Summers SJ, Armstrong JM, Kaplan SA et al: Male voiding behavior: insight from 19,824 at-home uroflow profiles. J Urol 205:1126, April 2021
A lot of weight is placed on symptoms and signs compiled during an office visit, but is what we see in a snapshot of time really representative of the patient’s at-home behaviors? Certainly the advantage of 24-hour Holter monitor over an in office EKG are well known. In this study, the authors used a home uroflow device to assess individual voiding variability, temporal distribution of voiding parameters and the impact of age on voiding.
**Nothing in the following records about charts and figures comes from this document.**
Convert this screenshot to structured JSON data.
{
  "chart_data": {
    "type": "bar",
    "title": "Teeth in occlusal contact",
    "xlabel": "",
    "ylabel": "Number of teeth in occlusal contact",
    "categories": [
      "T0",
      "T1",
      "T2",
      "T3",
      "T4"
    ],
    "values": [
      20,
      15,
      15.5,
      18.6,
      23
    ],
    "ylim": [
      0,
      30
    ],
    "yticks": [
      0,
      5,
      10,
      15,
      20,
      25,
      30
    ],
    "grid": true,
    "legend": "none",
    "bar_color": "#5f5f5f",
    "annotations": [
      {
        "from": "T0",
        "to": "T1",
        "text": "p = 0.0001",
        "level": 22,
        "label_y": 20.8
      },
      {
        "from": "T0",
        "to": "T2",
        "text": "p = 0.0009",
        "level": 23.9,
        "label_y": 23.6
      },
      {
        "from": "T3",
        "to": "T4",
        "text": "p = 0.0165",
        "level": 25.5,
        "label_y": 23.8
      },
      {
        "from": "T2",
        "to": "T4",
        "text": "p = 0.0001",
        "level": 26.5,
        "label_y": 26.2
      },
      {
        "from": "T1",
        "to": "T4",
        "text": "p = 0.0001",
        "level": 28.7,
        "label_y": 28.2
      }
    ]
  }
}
A total of 19,824 unique voiding profiles were captured using the Stream Dx Uroflowmeter and retrospectively analyzed. A total of 637 patients were identified with 625 meeting inclusion criteria, producing 19,824 voids. Mean age was 67 years old, and each patient provided on average 5 (±3.3) voids a day through 7 days. Average intrapatient voiding parameters showed notable variability, where the coefficient of variation for maximum flow was 27.6% (95% CI 26.6–28.6). Early morning voids were associated with higher volume and lower number of voids. As age progressed, voiding profiles worsened in a linear fashion. Afternoon and evening voids were associated with reduced intrapatient variability relative to early morning voids.
The authors conclude that an individual’s voiding parameters vary greatly from day to day, throughout the day, and worsen with age. Multiple measurements performed at home provide a more realistic assessment of true voiding behavior by capturing individual voiding variability.